Rauschenberg Loan Bank Program

The first installation of loans from the Rauschenberg Loan Bank Program is currently on view.  We recently sat down with Kelly Baum, Haskell Curator of Modern and Contemporary Art, to discuss how the Museum became involved with the Rauschenberg Foundation's new initiative.

Robert Rauschenberg, Plank (Scenarios), 2003. Robert Rauschenberg Foundation. Art ©Robert Rauschenberg Foundation/Licensed by VAGA, New York, NY

What inspired you to apply for the Rauschenberg Loan Bank Program?

We didn’t actually apply for it. The Rauschenberg Foundation came to us via a Princeton undergrad named Bernard Lagrange, who works at the Foundation. The Foundation had recently launched the Loan Bank Program, and they were looking for two or three museums to serve as pilots. Bernard suggested they approach us, so it was luck in a way. Last April, I talked with their director, Christy MacLear, and I told her that we were absolutely interested. Christy wants museums to help the Foundation shape the Loan Bank Program—they want to know what will be most useful to us. Since we’re a teaching museum, I thought why not speak to faculty and introduce them to Christy and other Foundation staff members. So really, in essence, our collaboration with the Foundation was developed in consultation not only with the Museum’s director, but also with a range of faculty members, including Hal Foster from art and archaeology, Eduardo Cadava and Jeff Dolven from English, Susan Marshall from dance, and Joe Scanlan from the visual arts program.

The first featured collaboration is with Susan Marshall, artistic director and choreographer at the Lewis Center. Is this the first time you’ve worked with Susan?

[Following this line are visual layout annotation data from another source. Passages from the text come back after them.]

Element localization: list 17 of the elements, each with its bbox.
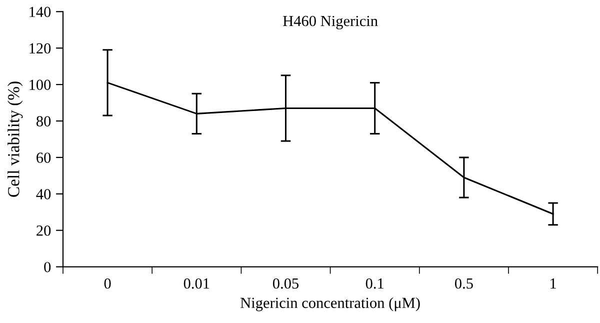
x-tick-label: 0.01 — [184, 278, 210, 289]
chart-title: H460 Nigericin — [283, 16, 378, 30]
x-axis-title: Nigericin concentration (μM) — [240, 297, 420, 312]
y-tick-label: 20 — [36, 225, 51, 236]
y-tick-label: 100 — [30, 80, 51, 90]
x-tick-label: 0.5 — [454, 278, 473, 289]
x-tick-label: 0.1 — [366, 278, 384, 289]
y-tick-label: 140 — [30, 6, 51, 18]
y-tick-label: 60 — [36, 152, 51, 163]
x-tick-label: 1 — [550, 278, 556, 289]
x-tick-label: 0.05 — [272, 278, 299, 289]
y-tick-label: 0 — [44, 262, 51, 272]
y-axis-title: Cell viability (%) — [8, 82, 23, 197]
x-tick-label: 0 — [104, 278, 111, 289]
y-tick-label: 80 — [36, 116, 51, 126]
y-tick-label: 40 — [36, 189, 51, 200]
y-tick-label: 120 — [30, 43, 51, 54]
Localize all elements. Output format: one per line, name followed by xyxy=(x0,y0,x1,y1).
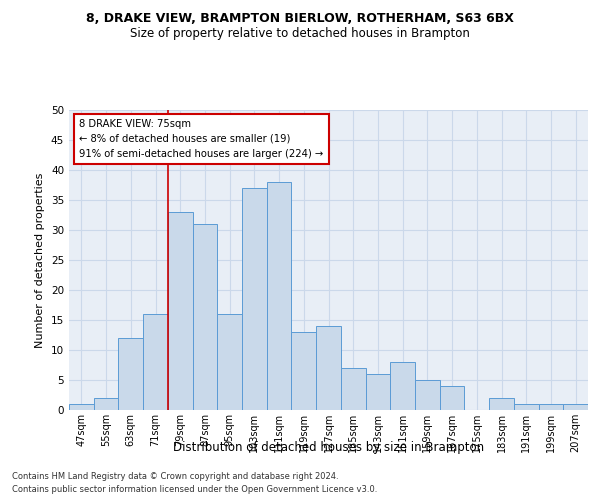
Text: 8, DRAKE VIEW, BRAMPTON BIERLOW, ROTHERHAM, S63 6BX: 8, DRAKE VIEW, BRAMPTON BIERLOW, ROTHERH… xyxy=(86,12,514,26)
Bar xyxy=(365,374,390,410)
Bar xyxy=(563,404,588,410)
Bar xyxy=(242,188,267,410)
Bar xyxy=(193,224,217,410)
Bar xyxy=(390,362,415,410)
Bar xyxy=(69,404,94,410)
Text: 8 DRAKE VIEW: 75sqm
← 8% of detached houses are smaller (19)
91% of semi-detache: 8 DRAKE VIEW: 75sqm ← 8% of detached hou… xyxy=(79,119,323,158)
Text: Size of property relative to detached houses in Brampton: Size of property relative to detached ho… xyxy=(130,28,470,40)
Y-axis label: Number of detached properties: Number of detached properties xyxy=(35,172,46,348)
Bar xyxy=(489,398,514,410)
Bar xyxy=(341,368,365,410)
Bar xyxy=(539,404,563,410)
Bar xyxy=(415,380,440,410)
Bar xyxy=(292,332,316,410)
Text: Contains HM Land Registry data © Crown copyright and database right 2024.: Contains HM Land Registry data © Crown c… xyxy=(12,472,338,481)
Bar xyxy=(168,212,193,410)
Bar xyxy=(267,182,292,410)
Bar xyxy=(143,314,168,410)
Text: Distribution of detached houses by size in Brampton: Distribution of detached houses by size … xyxy=(173,441,484,454)
Text: Contains public sector information licensed under the Open Government Licence v3: Contains public sector information licen… xyxy=(12,485,377,494)
Bar xyxy=(217,314,242,410)
Bar xyxy=(316,326,341,410)
Bar xyxy=(94,398,118,410)
Bar xyxy=(440,386,464,410)
Bar xyxy=(118,338,143,410)
Bar xyxy=(514,404,539,410)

Yes, I had not met Susan before. Together with Susan and the remaining faculty members we developed this model: the Loan Bank Program will last three to four years, and every six months—every time we rotate the modern and contemporary galleries—we will borrow a new suite of works from the Foundation, somewhere between two and four pieces. These works will be selected in consultation with a faculty member and will be designed to support a class or a program. In the first set of conversations with faculty last spring, we realized that there was already a program on the books for spring 2013 with a strong relationship to Rauschenberg: a dance program staged by a member of the former Merce Cunningham Dance Company. Rauschenberg, of course, was a close friend and collaborator of the great choreographer Merce Cunningham: between the years 1954 and 1964, he served as Cunningham’s artistic advisor, designing props, sets, backdrops, and costumes for his performances. In fact, some of Rauschenberg’s most important work was produced for Cunningham’s pieces. For the next set of loans, I’ll reach out to the core group of faculty I met with last year and ask about upcoming classes or programs that might be enlivened by loans from the Foundation.

In looking at the checklist for this first set of loans, it appears that most of the pieces are photographs.

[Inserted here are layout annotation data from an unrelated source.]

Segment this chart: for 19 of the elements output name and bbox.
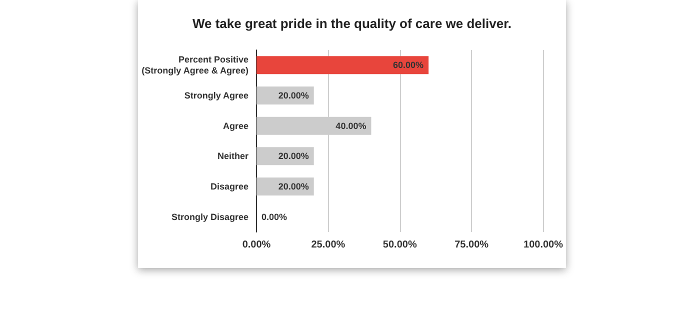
x-tick-label: 50.00% bbox=[382, 240, 417, 250]
y-tick-label: Neither bbox=[218, 151, 250, 162]
x-tick-label: 75.00% bbox=[454, 240, 489, 250]
data-label: 20.00% bbox=[278, 151, 309, 162]
y-tick-label: Disagree bbox=[210, 182, 249, 192]
x-tick-label: 0.00% bbox=[242, 240, 271, 250]
y-tick-label: Agree bbox=[223, 120, 249, 131]
data-label: 20.00% bbox=[278, 182, 309, 192]
x-tick-label: 100.00% bbox=[524, 240, 564, 250]
data-label: 40.00% bbox=[336, 120, 366, 131]
data-label: 0.00% bbox=[262, 212, 288, 222]
data-label: 60.00% bbox=[393, 60, 424, 70]
y-tick-label: Strongly Agree bbox=[184, 90, 249, 100]
y-tick-label: Strongly Disagree bbox=[171, 212, 249, 222]
y-tick-label: Percent Positive (Strongly Agree & Agree) bbox=[142, 54, 249, 76]
x-tick-label: 25.00% bbox=[311, 240, 346, 250]
data-label: 20.00% bbox=[278, 90, 309, 100]
chart-title: We take great pride in the quality of care we deliver. bbox=[192, 16, 512, 31]
bar bbox=[256, 56, 429, 74]
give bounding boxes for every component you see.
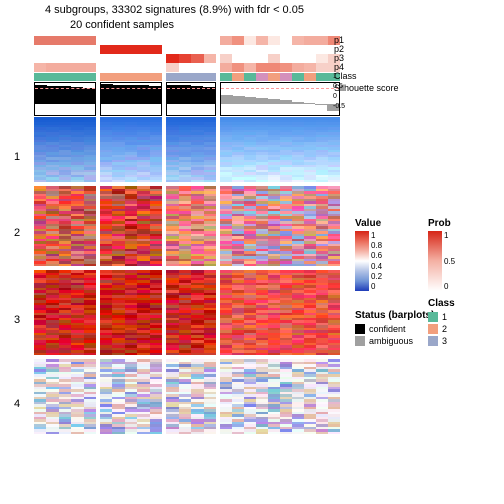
annot-row-class: [220, 73, 340, 81]
column-group-4: [220, 36, 340, 434]
annot-row-p2: [166, 45, 216, 54]
column-group-container: [34, 36, 340, 434]
heatmap-block-1: [220, 117, 340, 182]
legend-swatch: confident: [355, 323, 434, 335]
block-label-4: 4: [14, 366, 20, 441]
annot-row-p2: [34, 45, 96, 54]
annot-row-p3: [100, 54, 162, 63]
legend-prob: Prob 10.50: [428, 218, 451, 291]
heatmap-block-3: [166, 270, 216, 355]
heatmap-block-3: [220, 270, 340, 355]
chart-subtitle: 20 confident samples: [70, 19, 174, 31]
heatmap-block-2: [220, 186, 340, 266]
heatmap-row-block-labels: 1234: [14, 124, 20, 441]
legend-swatch: 2: [428, 323, 455, 335]
legend-prob-title: Prob: [428, 218, 451, 229]
legend-value-title: Value: [355, 218, 381, 229]
heatmap-block-2: [166, 186, 216, 266]
annot-row-p1: [100, 36, 162, 45]
legend-class-title: Class: [428, 298, 455, 309]
annot-row-p4: [100, 63, 162, 72]
block-label-3: 3: [14, 277, 20, 362]
heatmap-block-3: [34, 270, 96, 355]
silhouette-ticks: 10.50-0.5: [333, 73, 345, 113]
annot-row-p4: [220, 63, 340, 72]
annot-row-p3: [166, 54, 216, 63]
column-group-2: [100, 36, 162, 434]
legend-value: Value 10.80.60.40.20: [355, 218, 381, 291]
silhouette-barplot: [34, 82, 96, 116]
annot-row-p2: [220, 45, 340, 54]
heatmap-block-3: [100, 270, 162, 355]
silhouette-barplot: [220, 82, 340, 116]
heatmap-block-4: [220, 359, 340, 434]
annot-row-p4: [34, 63, 96, 72]
annot-row-class: [100, 73, 162, 81]
heatmap-block-1: [166, 117, 216, 182]
heatmap-block-2: [100, 186, 162, 266]
legend-status-title: Status (barplots): [355, 310, 434, 321]
annot-row-p3: [220, 54, 340, 63]
legend-prob-ticks: 10.50: [444, 231, 455, 291]
heatmap-block-1: [100, 117, 162, 182]
legend-value-gradient: [355, 231, 369, 291]
annot-row-p4: [166, 63, 216, 72]
legend-prob-gradient: [428, 231, 442, 291]
legend-value-ticks: 10.80.60.40.20: [371, 231, 382, 291]
silhouette-barplot: [100, 82, 162, 116]
annot-row-p1: [220, 36, 340, 45]
heatmap-block-4: [166, 359, 216, 434]
heatmap-block-1: [34, 117, 96, 182]
block-label-1: 1: [14, 124, 20, 189]
legend-swatch: ambiguous: [355, 335, 434, 347]
legend-status: Status (barplots) confidentambiguous: [355, 310, 434, 347]
legend-swatch: 3: [428, 335, 455, 347]
chart-title: 4 subgroups, 33302 signatures (8.9%) wit…: [45, 4, 304, 16]
heatmap-block-4: [34, 359, 96, 434]
legend-class: Class 123: [428, 298, 455, 347]
annot-row-p3: [34, 54, 96, 63]
legend-swatch: 1: [428, 311, 455, 323]
column-group-3: [166, 36, 216, 434]
annot-row-p1: [166, 36, 216, 45]
annot-row-class: [166, 73, 216, 81]
column-group-1: [34, 36, 96, 434]
annot-row-class: [34, 73, 96, 81]
block-label-2: 2: [14, 193, 20, 273]
silhouette-barplot: [166, 82, 216, 116]
heatmap-block-2: [34, 186, 96, 266]
annot-row-p1: [34, 36, 96, 45]
heatmap-block-4: [100, 359, 162, 434]
annot-row-p2: [100, 45, 162, 54]
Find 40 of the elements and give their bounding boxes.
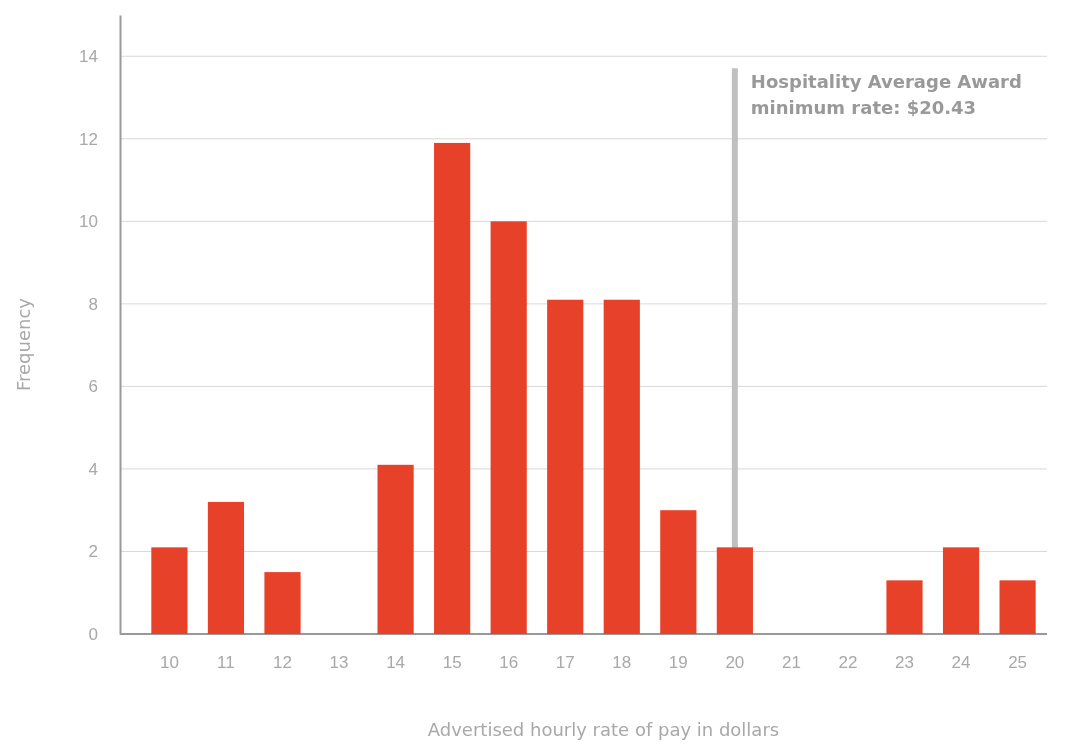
- ref-line-label: Hospitality Average Award minimum rate: $20.43: [750, 71, 1022, 119]
- bar: [886, 580, 923, 634]
- x-tick-label: 23: [895, 653, 914, 673]
- y-tick-label: 0: [88, 624, 98, 644]
- bar: [547, 299, 584, 634]
- x-tick-label: 22: [838, 653, 858, 673]
- x-tick-label: 16: [499, 653, 519, 673]
- y-tick-label: 12: [79, 129, 98, 149]
- y-tick-label: 8: [88, 294, 98, 314]
- x-tick-label: 18: [612, 653, 632, 673]
- x-tick-label: 10: [159, 653, 179, 673]
- x-tick-label: 14: [386, 653, 406, 673]
- x-axis-title: Advertised hourly rate of pay in dollars: [427, 719, 780, 740]
- y-axis-title: Frequency: [13, 297, 34, 391]
- bar: [603, 299, 640, 634]
- bar: [151, 547, 188, 634]
- x-tick-label: 17: [555, 653, 575, 673]
- bar: [490, 221, 527, 634]
- x-tick-label: 25: [1008, 653, 1028, 673]
- x-tick-label: 15: [442, 653, 462, 673]
- y-tick-label: 2: [88, 542, 98, 562]
- y-tick-label: 14: [79, 47, 98, 67]
- x-tick-label: 24: [951, 653, 971, 673]
- y-tick-label: 4: [88, 459, 98, 479]
- bar: [434, 142, 471, 634]
- bar: [660, 510, 697, 634]
- bar: [716, 547, 753, 634]
- x-tick-label: 11: [217, 653, 235, 673]
- x-tick-label: 13: [329, 653, 349, 673]
- y-tick-label: 10: [79, 212, 98, 232]
- x-tick-label: 19: [668, 653, 688, 673]
- x-tick-label: 21: [781, 653, 801, 673]
- bar: [207, 501, 245, 634]
- bar: [999, 580, 1036, 634]
- y-tick-label: 6: [88, 377, 98, 397]
- x-tick-label: 12: [273, 653, 292, 673]
- bar: [264, 572, 301, 634]
- bar: [377, 464, 414, 634]
- x-tick-label: 20: [725, 653, 745, 673]
- bar: [942, 547, 980, 634]
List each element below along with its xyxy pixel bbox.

Yes, Bernard suggested these. He also chose the painting Plank (Scenarios) (2003) because it served as the basis for the backdrop that the Merce Cunningham Dance Company used in XOVER, first performed in 2007.We are also including a suite of six photo collages that are made from photographs that Rauschenberg took of the Cunningham dancers. Each collage is a stack of three photographs. All of the selections relate to Rauschenberg’s collaboration with Cunningham and to dance in general.

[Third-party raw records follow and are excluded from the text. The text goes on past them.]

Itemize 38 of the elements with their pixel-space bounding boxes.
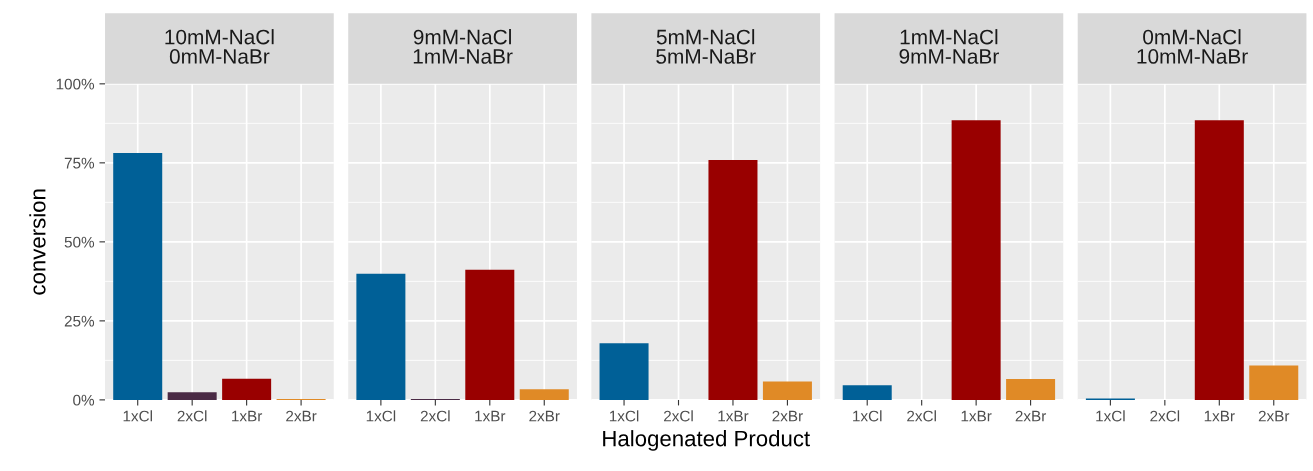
bar — [113, 153, 163, 400]
x-tick-label: 2xBr — [1258, 410, 1290, 422]
x-tick-label: 1xBr — [232, 410, 263, 422]
chart-title: 0mM-NaCl 10mM-NaBr — [1137, 29, 1248, 64]
y-tick-label: 100% — [56, 78, 95, 90]
x-tick-label: 1xBr — [475, 410, 506, 422]
bar — [356, 273, 406, 400]
x-tick-label: 1xCl — [366, 410, 396, 422]
chart-title: 9mM-NaCl 1mM-NaBr — [413, 29, 513, 64]
x-tick-label: 2xCl — [664, 410, 693, 422]
x-tick-label: 1xBr — [961, 410, 992, 422]
x-tick-label: 2xBr — [772, 410, 803, 422]
bar — [465, 269, 515, 400]
x-tick-label: 2xCl — [420, 410, 450, 422]
chart-title: 5mM-NaCl 5mM-NaBr — [656, 29, 756, 64]
x-tick-label: 1xCl — [1096, 410, 1125, 422]
x-tick-label: 1xCl — [123, 410, 152, 422]
chart-title: 10mM-NaCl 0mM-NaBr — [165, 29, 274, 64]
x-tick-label: 1xCl — [853, 410, 882, 422]
x-tick-label: 1xBr — [718, 410, 749, 422]
y-axis-title: conversion — [29, 189, 46, 295]
x-tick-label: 1xBr — [1204, 410, 1235, 422]
x-tick-label: 2xBr — [286, 410, 317, 422]
y-tick-label: 0% — [73, 394, 95, 406]
y-tick-label: 75% — [64, 157, 95, 169]
x-axis-title: Halogenated Product — [603, 430, 810, 451]
bar — [519, 389, 569, 400]
x-tick-label: 2xCl — [177, 410, 207, 422]
x-tick-label: 1xCl — [609, 410, 639, 422]
x-tick-label: 2xCl — [907, 410, 936, 422]
chart-title: 1mM-NaCl 9mM-NaBr — [899, 29, 999, 64]
x-tick-label: 2xBr — [529, 410, 560, 422]
x-tick-label: 2xCl — [1150, 410, 1180, 422]
bar — [167, 392, 217, 400]
y-tick-label: 50% — [64, 236, 95, 248]
x-tick-label: 2xBr — [1015, 410, 1047, 422]
bar — [222, 378, 272, 400]
y-tick-label: 25% — [64, 315, 95, 327]
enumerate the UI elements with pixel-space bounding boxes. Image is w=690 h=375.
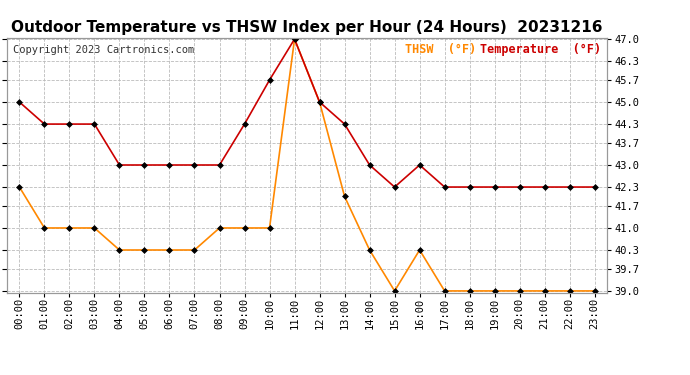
Legend: THSW  (°F), Temperature  (°F): THSW (°F), Temperature (°F)	[401, 39, 606, 61]
Title: Outdoor Temperature vs THSW Index per Hour (24 Hours)  20231216: Outdoor Temperature vs THSW Index per Ho…	[11, 20, 603, 35]
Text: Copyright 2023 Cartronics.com: Copyright 2023 Cartronics.com	[13, 45, 194, 55]
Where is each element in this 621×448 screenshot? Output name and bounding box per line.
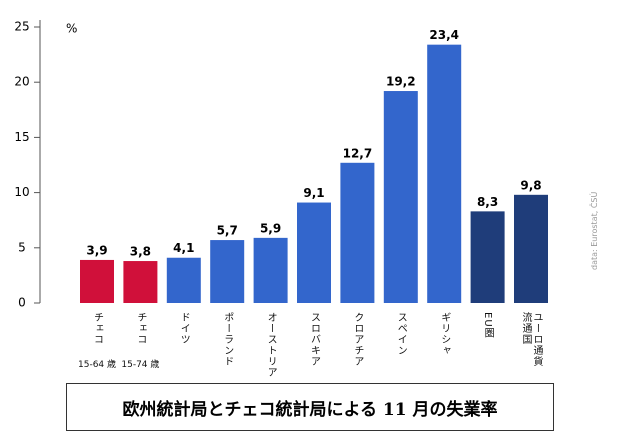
value-label: 3,9 [86,243,107,257]
x-tick-label: チェコ [134,312,146,345]
value-label: 4,1 [173,241,194,255]
sub-label: 15-64 歳 [77,360,117,370]
value-label: 19,2 [386,75,416,89]
x-tick-label: ギリシャ [438,312,450,356]
value-label: 9,1 [303,186,324,200]
x-tick-label: ポーランド [221,312,233,367]
x-tick-label: クロアチア [351,312,363,367]
sub-label: 15-74 歳 [121,360,160,370]
bar [210,240,245,303]
value-label: 8,3 [477,195,498,209]
x-tick-label: スロバキア [308,312,320,367]
x-tick-label: スペイン [395,312,407,356]
bar [253,237,288,303]
bar [166,257,201,303]
bar [470,211,505,303]
y-tick-label: 20 [14,75,29,89]
x-tick-label: EU圏 [482,312,494,339]
value-label: 12,7 [343,146,373,160]
y-unit: % [66,22,77,36]
bar [340,162,375,303]
bar [297,202,331,303]
x-tick-label: チェコ [91,312,103,345]
bar [514,194,548,303]
value-label: 23,4 [429,28,459,42]
bar [383,91,418,303]
y-tick-label: 5 [18,240,26,254]
bar [123,261,158,303]
x-tick-label: ドイツ [178,312,190,345]
x-tick-label: オーストリア [265,312,277,378]
value-label: 5,9 [260,221,281,235]
y-tick-label: 0 [18,296,26,310]
y-tick-label: 10 [14,185,29,199]
value-label: 5,7 [217,224,238,238]
y-tick-label: 15 [14,130,29,144]
value-label: 9,8 [520,178,541,192]
bar [80,259,114,303]
x-tick-label: ユーロ通貨 流通国 [520,312,542,367]
chart-title: 欧州統計局とチェコ統計局による 11 月の失業率 [66,383,554,431]
value-label: 3,8 [130,245,151,259]
y-tick-label: 25 [14,20,29,34]
bar [427,44,462,303]
source: data: Eurostat, ČSÚ [590,191,599,270]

Do the photographs feature Plank in the background, or are they of a different performance?

No, those aren’t related to XOVER. They’re from a series of photographs taken by Rauchenberg in 1964 during rehearsals for Nocturnes, a dance choreographed by Cunningham with costumes and decor by  Rauschenberg that was first performed in 1956. Thanks to the Merce Cunningham Trust, we do have photographs of Cunningham dancers performing in front of the backdrop that Plank inspired.

When you were selecting pieces from our collection to complement the Rauschenberg loans in the upcoming installation, what were the concepts or themes that you had in mind?

I wanted to select works of art from the period during and after Rauschenberg and Cunningham’s first and most important series of collaborations, so most of the works that will be on view in Marquand Mather are
from the ’50s, ’60s, and ’70s. But I also was interested in aesthetic parallels. Rauschenberg is known for his contributions to collage and assemblage, but he is also known for his experimental approach to abstraction, as witnessed by Plank, where large fields of blank canvas—areas reminiscent of a monochrome—are punctuated by found images that have been cropped, decontextualized, and recombined. With all this in mind, I selected works that address issues around collage and assemblage but also around abstraction. I also selected works by two of Rauschenberg’s and Cunningham’s closest friends and collaborators: visual artist Jasper Johns and composer and visual artist John Cage. I tried to vary the installation, too, so that montages and assemblages hang near or next to abstract prints and paintings. I hope to underscore thematic, compositional, and formal parallelsbetween these different pieces.